Political Theory Research Group seminar series: 27 Apr 2016
Lukas’s paper examines the distinctions between permissible and impermissible or transgressive dissent in liberal states. He notes the apparent inconsistency in some legal and political decisions between the decision makers’ commitment to a broadly Millian principle of freedom of speech on the one hand and their enforcement of decisions which contravene this principle on the other. Thus while these people should only place restrictions on those cases of dissenting speech which lead to harm, they seem to also place restrictions in instances where it appears that the harm principle is not violated. Four recent cases from Denmark are explored in order to illustrate this phenomenon, with otherwise pro-free speech figures advocating that individuals be refused or stripped of their Danish citizenship for making remarks which are deemed to undermine Danish democracy. Intriguingly Lukas suggests that the inconsistency at play here cannot simply be attributed to either the political opportunism or ignorance of the decision makers but rather due to the nature of the principle itself and its problematic application in liberal states.
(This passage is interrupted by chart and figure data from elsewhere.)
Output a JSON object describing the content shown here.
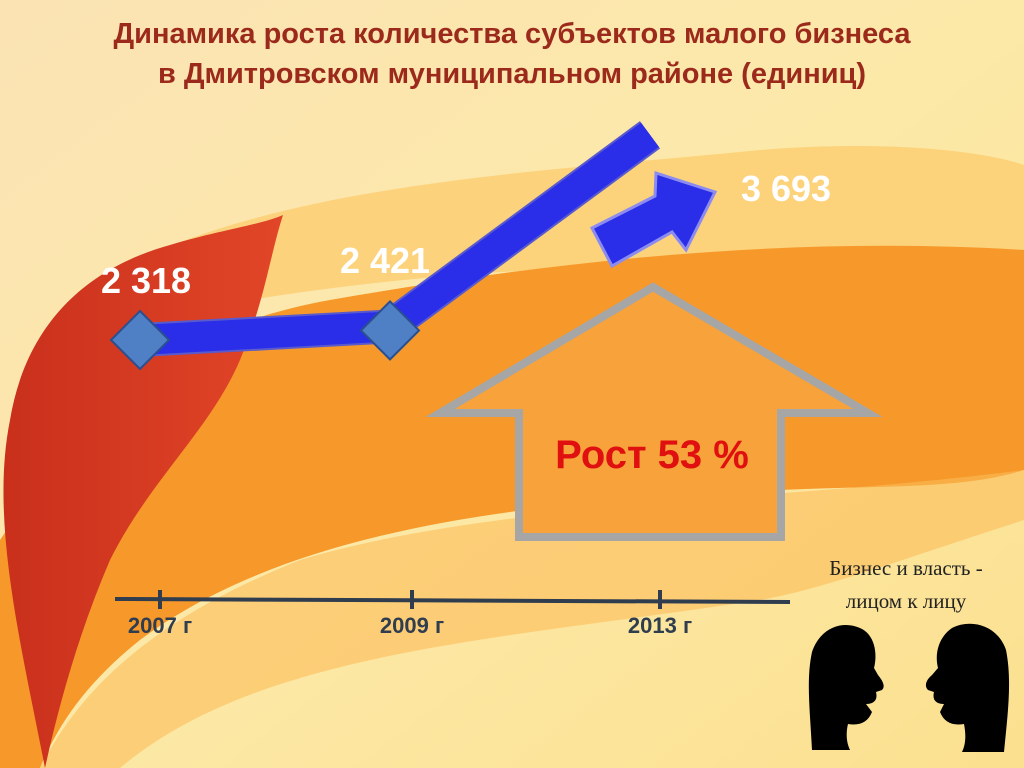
{
  "slide": {
    "title_line1": "Динамика роста количества субъектов малого бизнеса",
    "title_line2": "в Дмитровском муниципальном районе (единиц)",
    "growth_label": "Рост 53 %",
    "motto_line1": "Бизнес и власть -",
    "motto_line2": "лицом к лицу",
    "colors": {
      "title": "#9c2a1c",
      "arrow": "#2a2ee8",
      "marker": "#4f7fc4",
      "growth_text": "#e01010",
      "value_text": "#ffffff",
      "axis": "#2f3d4f"
    },
    "icons": [
      "up-arrow-outline-icon",
      "two-faces-silhouette-icon"
    ]
  },
  "chart_data": {
    "type": "line",
    "categories": [
      "2007 г",
      "2009 г",
      "2013 г"
    ],
    "values": [
      2318,
      2421,
      3693
    ],
    "value_labels": [
      "2 318",
      "2 421",
      "3 693"
    ],
    "ylabel": "",
    "xlabel": "",
    "grid": false,
    "legend": "none"
  }
}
Discussion centred round a number of definitional points. The idea of transgression as a contextual and changing category was considered in order to make sense of the contemporary permissibility of once transgressive dissent from far left groups existing alongside the impermissibility of dissent from fundamentalist Islamic groups. Relatedly the character of the state and what it means for the state to have interests which transgressive dissent may undermine was discussed. Another significant point related to the role that the threat of violence plays in determining whether dissent is permissible or transgressive.
Written by Andrew Drever
Lukas Slothuus is a PhD candidate in Political Theory at the University of Edinburgh.